I'm gonna probably turn a few heads by saying this. I enjoyed the prequel. If only because I'm such a fan of John Carpenter's film that returning to the familiar setting was a real treat and I relished seeing how the events at the Norwegian research base were going to be explored in detail. I think they used a few new tricks to play up the paranoia, specifically by having the characters divided not only by nationality  but by language. The scenes where the Norwegians use their native tongue  to undermine the American's efforts  to restore order are really well done. Being able to talk about your enemy in the same room as them without them knowing what you're saying makes for some great moments of paranoid drama  for which the original is so widely revered. That was well done, but for every well structured moment, there were a dozen things which they got wrong. In John Carpenter's film one truly endearing aspect (and by degrees the most intelligent) is the creatures only one true motivation is survival.
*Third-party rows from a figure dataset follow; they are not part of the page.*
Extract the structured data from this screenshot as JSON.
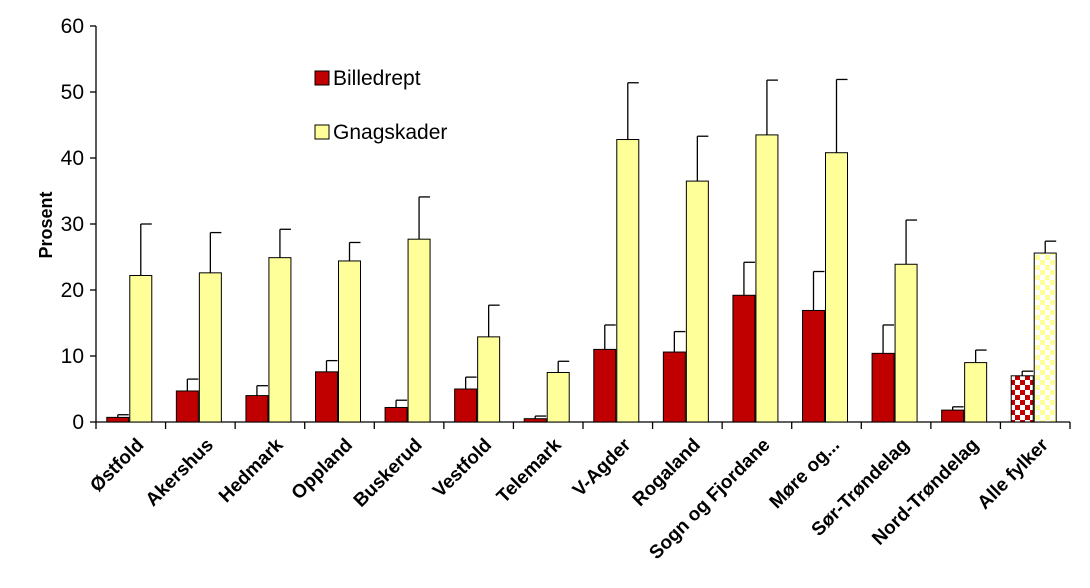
{
  "chart_data": {
    "type": "bar",
    "ylabel": "Prosent",
    "ylim": [
      0,
      60
    ],
    "yticks": [
      0,
      10,
      20,
      30,
      40,
      50,
      60
    ],
    "grid": false,
    "legend_position": "top-left",
    "categories": [
      "Østfold",
      "Akershus",
      "Hedmark",
      "Oppland",
      "Buskerud",
      "Vestfold",
      "Telemark",
      "V-Agder",
      "Rogaland",
      "Sogn og Fjordane",
      "Møre og...",
      "Sør-Trøndelag",
      "Nord-Trøndelag",
      "Alle fylker"
    ],
    "series": [
      {
        "name": "Billedrept",
        "color": "#c00000",
        "values": [
          0.7,
          4.7,
          4.0,
          7.6,
          2.2,
          5.0,
          0.5,
          11.0,
          10.6,
          19.2,
          16.9,
          10.4,
          1.8,
          7.0
        ],
        "error": [
          0.4,
          1.8,
          1.5,
          1.7,
          1.1,
          1.8,
          0.4,
          3.7,
          3.1,
          5.0,
          5.9,
          4.3,
          0.5,
          0.7
        ]
      },
      {
        "name": "Gnagskader",
        "color": "#ffff99",
        "values": [
          22.2,
          22.6,
          24.9,
          24.4,
          27.7,
          12.9,
          7.5,
          42.8,
          36.5,
          43.5,
          40.8,
          23.9,
          9.0,
          25.6
        ],
        "error": [
          7.8,
          6.1,
          4.3,
          2.8,
          6.4,
          4.8,
          1.7,
          8.6,
          6.8,
          8.3,
          11.1,
          6.7,
          1.9,
          1.8
        ]
      }
    ],
    "highlight_category": "Alle fylker",
    "highlight_pattern": "checkered"
  }
}
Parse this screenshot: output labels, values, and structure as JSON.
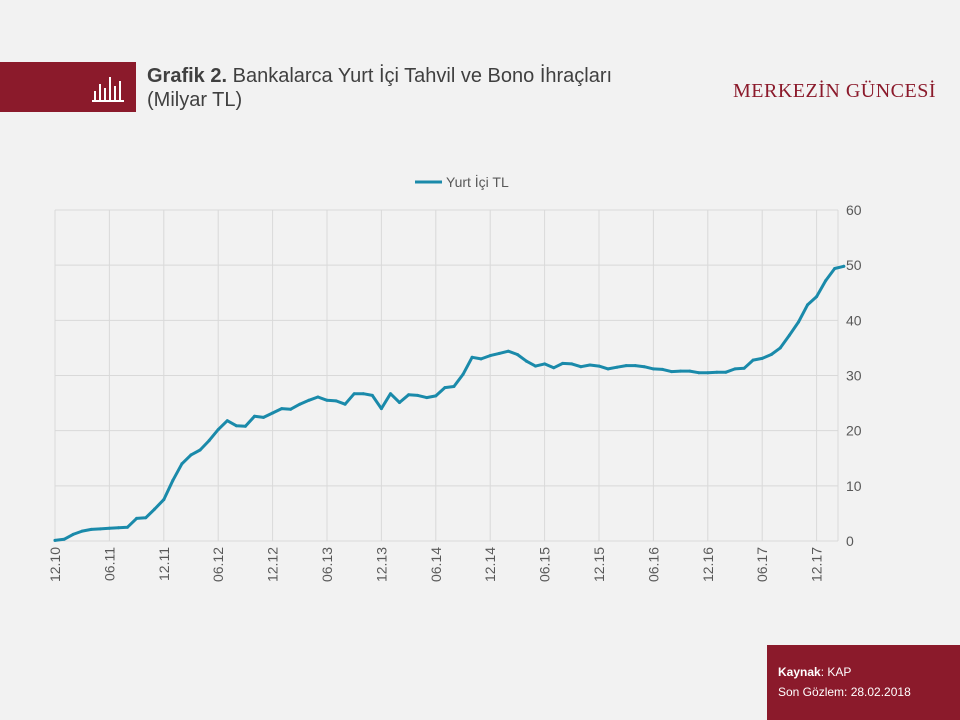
{
  "header": {
    "icon": "bar-chart-icon",
    "title_prefix": "Grafik 2.",
    "title_text": " Bankalarca Yurt İçi Tahvil ve Bono İhraçları",
    "title_unit": "(Milyar TL)",
    "brand": "MERKEZİN GÜNCESİ"
  },
  "colors": {
    "accent": "#8b1a2b",
    "series": "#1a8aaa",
    "grid": "#d9d9d9"
  },
  "source": {
    "label": "Kaynak",
    "value": ": KAP",
    "last_obs": "Son Gözlem: 28.02.2018"
  },
  "chart_data": {
    "type": "line",
    "title": "",
    "xlabel": "",
    "ylabel": "",
    "ylim": [
      0,
      60
    ],
    "yticks": [
      0,
      10,
      20,
      30,
      40,
      50,
      60
    ],
    "y_axis_side": "right",
    "grid": true,
    "legend": "top-center",
    "tick_labels": [
      "12.10",
      "06.11",
      "12.11",
      "06.12",
      "12.12",
      "06.13",
      "12.13",
      "06.14",
      "12.14",
      "06.15",
      "12.15",
      "06.16",
      "12.16",
      "06.17",
      "12.17"
    ],
    "series": [
      {
        "name": "Yurt İçi TL",
        "values": [
          0.1,
          0.3,
          1.2,
          1.8,
          2.1,
          2.2,
          2.3,
          2.4,
          2.5,
          4.1,
          4.2,
          5.8,
          7.5,
          11.0,
          14.0,
          15.6,
          16.5,
          18.2,
          20.2,
          21.8,
          20.9,
          20.8,
          22.6,
          22.4,
          23.2,
          24.0,
          23.9,
          24.8,
          25.5,
          26.1,
          25.5,
          25.4,
          24.8,
          26.7,
          26.7,
          26.4,
          24.0,
          26.7,
          25.1,
          26.5,
          26.4,
          26.0,
          26.3,
          27.8,
          28.0,
          30.2,
          33.3,
          33.0,
          33.6,
          34.0,
          34.4,
          33.8,
          32.6,
          31.7,
          32.1,
          31.4,
          32.2,
          32.1,
          31.6,
          31.9,
          31.7,
          31.2,
          31.5,
          31.8,
          31.8,
          31.6,
          31.2,
          31.1,
          30.7,
          30.8,
          30.8,
          30.5,
          30.5,
          30.6,
          30.6,
          31.2,
          31.3,
          32.8,
          33.1,
          33.8,
          35.0,
          37.3,
          39.7,
          42.8,
          44.3,
          47.2,
          49.4,
          49.8
        ]
      }
    ]
  }
}
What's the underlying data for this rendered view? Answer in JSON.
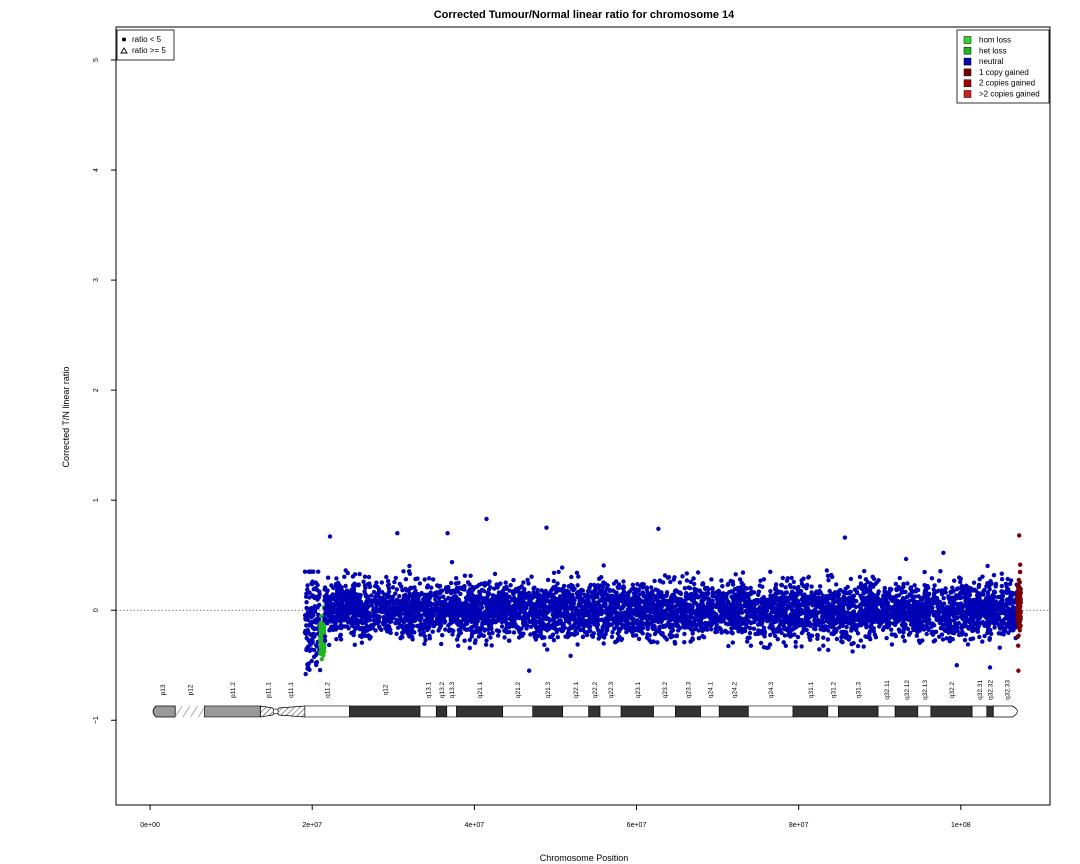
{
  "chart_data": {
    "type": "scatter",
    "title": "Corrected Tumour/Normal linear ratio for chromosome  14",
    "xlabel": "Chromosome Position",
    "ylabel": "Corrected T/N linear ratio",
    "xlim": [
      -4200000,
      111000000
    ],
    "ylim": [
      -1.77,
      5.3
    ],
    "x_ticks": [
      0,
      20000000,
      40000000,
      60000000,
      80000000,
      100000000
    ],
    "x_tick_labels": [
      "0e+00",
      "2e+07",
      "4e+07",
      "6e+07",
      "8e+07",
      "1e+08"
    ],
    "y_ticks": [
      -1,
      0,
      1,
      2,
      3,
      4,
      5
    ],
    "y_tick_labels": [
      "−1",
      "0",
      "1",
      "2",
      "3",
      "4",
      "5"
    ],
    "reference_line": {
      "y": 0,
      "style": "dotted"
    },
    "shape_legend": {
      "position": "top-left",
      "entries": [
        {
          "symbol": "filled-circle",
          "label": "ratio < 5"
        },
        {
          "symbol": "open-triangle",
          "label": "ratio >= 5"
        }
      ]
    },
    "color_legend": {
      "position": "top-right",
      "entries": [
        {
          "label": "hom loss",
          "color": "#2ed82e"
        },
        {
          "label": "het loss",
          "color": "#22b522"
        },
        {
          "label": "neutral",
          "color": "#0000b4"
        },
        {
          "label": "1 copy gained",
          "color": "#7a0000"
        },
        {
          "label": "2 copies gained",
          "color": "#a50000"
        },
        {
          "label": ">2 copies gained",
          "color": "#d21e1e"
        }
      ]
    },
    "segments": [
      {
        "state": "neutral",
        "color": "#0000b4",
        "x_start": 19100000,
        "x_end": 21000000,
        "median": -0.1,
        "spread": 0.55,
        "min": -0.6,
        "max": 0.5
      },
      {
        "state": "het loss",
        "color": "#22b522",
        "x_start": 21000000,
        "x_end": 21500000,
        "median": -0.25,
        "spread": 0.25,
        "min": -0.6,
        "max": 0.12
      },
      {
        "state": "neutral",
        "color": "#0000b4",
        "x_start": 21500000,
        "x_end": 107000000,
        "median": 0.0,
        "spread": 0.28,
        "min": -0.55,
        "max": 0.85
      },
      {
        "state": "1 copy gained",
        "color": "#7a0000",
        "x_start": 107000000,
        "x_end": 107400000,
        "median": 0.05,
        "spread": 0.3,
        "min": -0.55,
        "max": 0.68
      }
    ],
    "outliers": [
      {
        "x": 41500000,
        "y": 0.83
      },
      {
        "x": 30500000,
        "y": 0.7
      },
      {
        "x": 36700000,
        "y": 0.7
      },
      {
        "x": 48900000,
        "y": 0.75
      },
      {
        "x": 62700000,
        "y": 0.74
      },
      {
        "x": 22200000,
        "y": 0.67
      },
      {
        "x": 85700000,
        "y": 0.66
      },
      {
        "x": 107200000,
        "y": 0.68
      },
      {
        "x": 107100000,
        "y": -0.55
      },
      {
        "x": 99500000,
        "y": -0.5
      },
      {
        "x": 103600000,
        "y": -0.52
      }
    ],
    "ideogram": {
      "y": -0.92,
      "centromere_x": 15500000,
      "bands": [
        {
          "name": "p13",
          "start": 0,
          "end": 3100000,
          "stain": "gvar"
        },
        {
          "name": "p12",
          "start": 3100000,
          "end": 6700000,
          "stain": "stalk"
        },
        {
          "name": "p11.2",
          "start": 6700000,
          "end": 13600000,
          "stain": "gvar"
        },
        {
          "name": "p11.1",
          "start": 13600000,
          "end": 15500000,
          "stain": "acen"
        },
        {
          "name": "q11.1",
          "start": 15500000,
          "end": 19100000,
          "stain": "acen"
        },
        {
          "name": "q11.2",
          "start": 19100000,
          "end": 24600000,
          "stain": "gneg"
        },
        {
          "name": "q12",
          "start": 24600000,
          "end": 33300000,
          "stain": "gpos100"
        },
        {
          "name": "q13.1",
          "start": 33300000,
          "end": 35300000,
          "stain": "gneg"
        },
        {
          "name": "q13.2",
          "start": 35300000,
          "end": 36600000,
          "stain": "gpos50"
        },
        {
          "name": "q13.3",
          "start": 36600000,
          "end": 37800000,
          "stain": "gneg"
        },
        {
          "name": "q21.1",
          "start": 37800000,
          "end": 43500000,
          "stain": "gpos100"
        },
        {
          "name": "q21.2",
          "start": 43500000,
          "end": 47200000,
          "stain": "gneg"
        },
        {
          "name": "q21.3",
          "start": 47200000,
          "end": 50900000,
          "stain": "gpos100"
        },
        {
          "name": "q22.1",
          "start": 50900000,
          "end": 54100000,
          "stain": "gneg"
        },
        {
          "name": "q22.2",
          "start": 54100000,
          "end": 55500000,
          "stain": "gpos25"
        },
        {
          "name": "q22.3",
          "start": 55500000,
          "end": 58100000,
          "stain": "gneg"
        },
        {
          "name": "q23.1",
          "start": 58100000,
          "end": 62100000,
          "stain": "gpos75"
        },
        {
          "name": "q23.2",
          "start": 62100000,
          "end": 64800000,
          "stain": "gneg"
        },
        {
          "name": "q23.3",
          "start": 64800000,
          "end": 67900000,
          "stain": "gpos50"
        },
        {
          "name": "q24.1",
          "start": 67900000,
          "end": 70200000,
          "stain": "gneg"
        },
        {
          "name": "q24.2",
          "start": 70200000,
          "end": 73800000,
          "stain": "gpos50"
        },
        {
          "name": "q24.3",
          "start": 73800000,
          "end": 79300000,
          "stain": "gneg"
        },
        {
          "name": "q31.1",
          "start": 79300000,
          "end": 83600000,
          "stain": "gpos100"
        },
        {
          "name": "q31.2",
          "start": 83600000,
          "end": 84900000,
          "stain": "gneg"
        },
        {
          "name": "q31.3",
          "start": 84900000,
          "end": 89800000,
          "stain": "gpos100"
        },
        {
          "name": "q32.11",
          "start": 89800000,
          "end": 91900000,
          "stain": "gneg"
        },
        {
          "name": "q32.12",
          "start": 91900000,
          "end": 94700000,
          "stain": "gpos25"
        },
        {
          "name": "q32.13",
          "start": 94700000,
          "end": 96300000,
          "stain": "gneg"
        },
        {
          "name": "q32.2",
          "start": 96300000,
          "end": 101400000,
          "stain": "gpos50"
        },
        {
          "name": "q32.31",
          "start": 101400000,
          "end": 103200000,
          "stain": "gneg"
        },
        {
          "name": "q32.32",
          "start": 103200000,
          "end": 104000000,
          "stain": "gpos50"
        },
        {
          "name": "q32.33",
          "start": 104000000,
          "end": 107349540,
          "stain": "gneg"
        }
      ]
    }
  }
}
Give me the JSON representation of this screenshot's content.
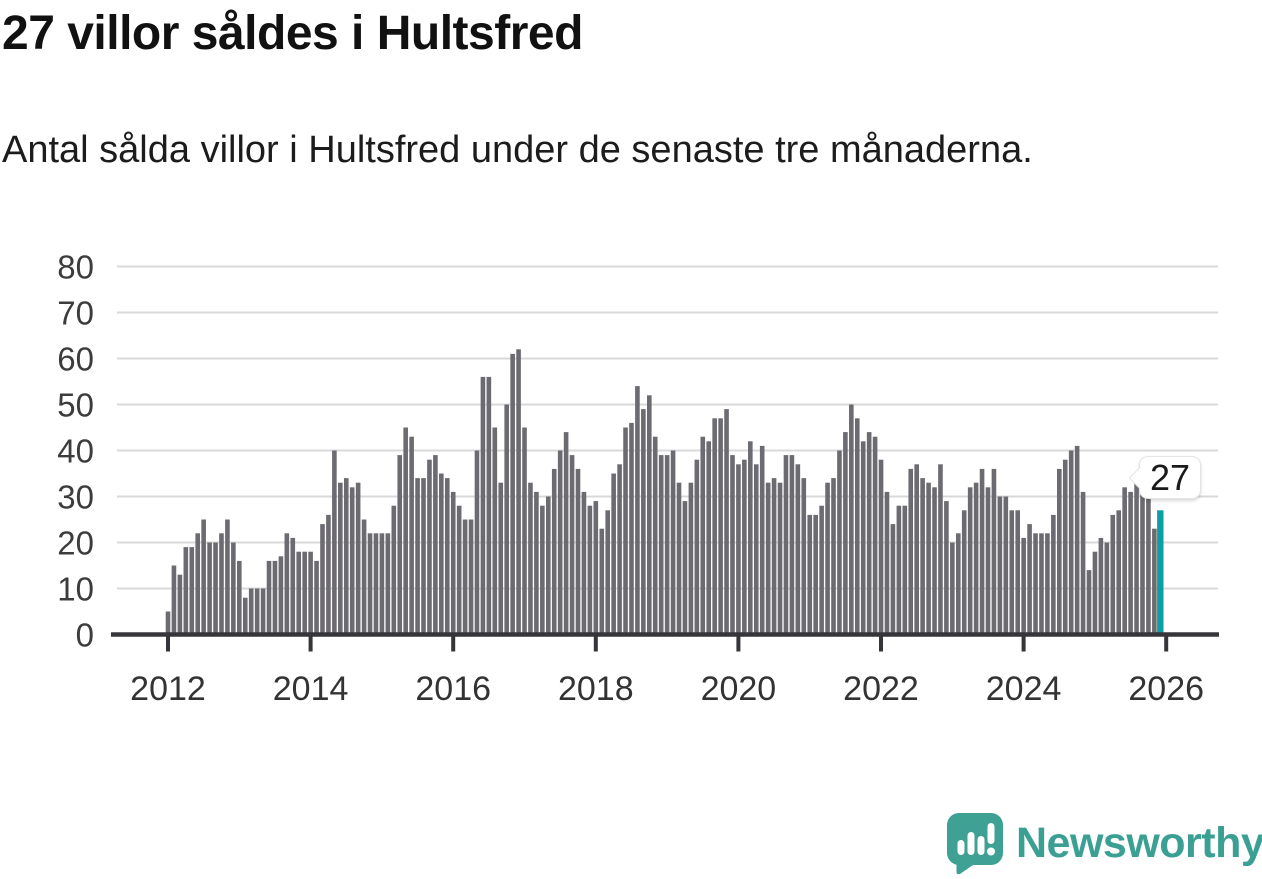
{
  "title": "27 villor såldes i Hultsfred",
  "subtitle": "Antal sålda villor i Hultsfred under de senaste tre månaderna.",
  "annotation": {
    "value": "27"
  },
  "logo": {
    "name": "Newsworthy"
  },
  "colors": {
    "bar": "#6c6b71",
    "highlight": "#0c9fa2",
    "grid": "#d9d9d9",
    "axis": "#36363a",
    "tick_label": "#3c3c3c",
    "title": "#111111",
    "logo": "#3ba093",
    "background": "#ffffff"
  },
  "chart_data": {
    "type": "bar",
    "title": "27 villor såldes i Hultsfred",
    "subtitle": "Antal sålda villor i Hultsfred under de senaste tre månaderna.",
    "xlabel": "",
    "ylabel": "",
    "ylim": [
      0,
      80
    ],
    "y_ticks": [
      0,
      10,
      20,
      30,
      40,
      50,
      60,
      70,
      80
    ],
    "x_tick_labels": [
      "2012",
      "2014",
      "2016",
      "2018",
      "2020",
      "2022",
      "2024",
      "2026"
    ],
    "bar_unit": "month",
    "x_range": "2012 to 2026",
    "grid": true,
    "legend": "none",
    "series": [
      {
        "name": "Antal sålda villor, rullande tre månader",
        "values": [
          5,
          15,
          13,
          19,
          19,
          22,
          25,
          20,
          20,
          22,
          25,
          20,
          16,
          8,
          10,
          10,
          10,
          16,
          16,
          17,
          22,
          21,
          18,
          18,
          18,
          16,
          24,
          26,
          40,
          33,
          34,
          32,
          33,
          25,
          22,
          22,
          22,
          22,
          28,
          39,
          45,
          43,
          34,
          34,
          38,
          39,
          35,
          34,
          31,
          28,
          25,
          25,
          40,
          56,
          56,
          45,
          33,
          50,
          61,
          62,
          45,
          33,
          31,
          28,
          30,
          36,
          40,
          44,
          39,
          36,
          31,
          28,
          29,
          23,
          27,
          35,
          37,
          45,
          46,
          54,
          49,
          52,
          43,
          39,
          39,
          40,
          33,
          29,
          33,
          38,
          43,
          42,
          47,
          47,
          49,
          39,
          37,
          38,
          42,
          37,
          41,
          33,
          34,
          33,
          39,
          39,
          37,
          34,
          26,
          26,
          28,
          33,
          34,
          40,
          44,
          50,
          47,
          42,
          44,
          43,
          38,
          31,
          24,
          28,
          28,
          36,
          37,
          34,
          33,
          32,
          37,
          29,
          20,
          22,
          27,
          32,
          33,
          36,
          32,
          36,
          30,
          30,
          27,
          27,
          21,
          24,
          22,
          22,
          22,
          26,
          36,
          38,
          40,
          41,
          31,
          14,
          18,
          21,
          20,
          26,
          27,
          32,
          31,
          33,
          32,
          30,
          23,
          27
        ]
      }
    ],
    "highlight": {
      "index": 167,
      "value": 27
    }
  }
}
It only appears in it's "true" form when it is under threat and in that way the creature is not evil or motivated by anything other than staying alive. In the prequel it is none of these things. It seems hell bent on destroying humanity and it appears malevolent in it's intent. It's obviously intelligent (it has a spaceship for fucks sake) but it never chooses to assimilate the other humans in any subtle way. In JC's film the Thing spends the first 20 minutes hiding in the form of the dog only coming out when in the presence of the real dogs in the kennel  and  it's otherness is exposed. In the prequel it tries to put one character off it's scent by implicating another might have been infected to then suddenly erupt into a mass of blood and tentacles without any real provocation. This seems in such direct contradiction to the original that it makes it seem like a different creature entirely. 

That indeed is the biggest grievance i have with the prequel. Too much music and  not enough subtlety. I mean the original certainly packs a wallop in the action and  gore department but, like a good lover knows how to hold back and tease us with a bit of  restraint. In this way the Soundtrack and the film work perfectly to compliment each other and makes for a truly great film. A horror masterpiece.